O início do fim revela três plot twists: A Sala Vermelha é um satélite, Natasha e Melina trocaram de posição, e, tal qual Arkham Knight e Ranger branco de SPD, o rosto do treinador é revelado no final. É a filha de Dreykov, que supostamente tinha morrido junto com o pai na explosão causada pela Natasha e pelo Clint, o Gavião Arqueiro, na tal missão de Budapeste. Algumas pessoas taxaram essa reviravolta de previsível, talvez eu seja tanso demais, mas não estava esperando, fiquei bem surpreso.

A resolução tem um início meio stealth. Envolve hacking. Tem explosão. Tem destruição dos motores. Tem parkour irreal da Viúva Negra estilo Lara Croft. Em geral, tudo muito bem dirigido, ação muito boa. Resta saber se dessa vez a explosão matou Dreykov. Caso não, espero que a queda sim. Ninguém merece ter que vê-lo de novo no futuro.

Quem estava esperando uma despedida, veio com a ideia errada em mente. Ela foi feita primorosamente em Ultimato. O objetivo desse filme é contar uma história, e ele faz isso. Em nenhum momento tenta consertar o erro de não terem feito um filme solo da personagem quando ainda era tempo.

O filme acaba quando Guerra Infinita está prestes a começar. Há um salto temporal de 2 semanas, que ela já aparece com o cabelo de Guerra Infinita. Se eu comecei arrepiado com a abertura da Marvel, terminei da mesma forma com a trilha dos Vingadores.

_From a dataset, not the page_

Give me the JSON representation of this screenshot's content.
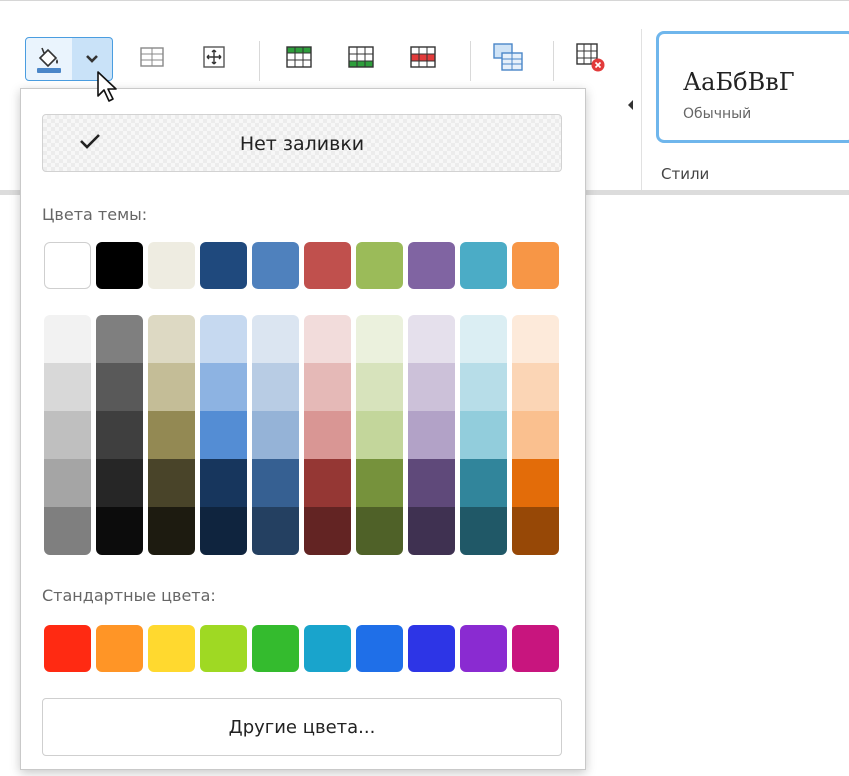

A pergunta que fica é: E se esse filme tivesse sido lançado em 2017?

Futuro

Viúva Negra. Reprodução: Google

A principal peça deixada para o futuro é Yelena. A mulher é treinada pra não ter medo mesmo, se alguém começa a assoar o nariz do meu lado em um cemitério aparentemente vazio, eu tenho um treco na hora. Ela e a Valentina já se conhecem, ponta solta para a série do Gavião que estreia ainda esse ano no Disney+. É a primeira vez que um filme faz referência a uma série e não o contrário.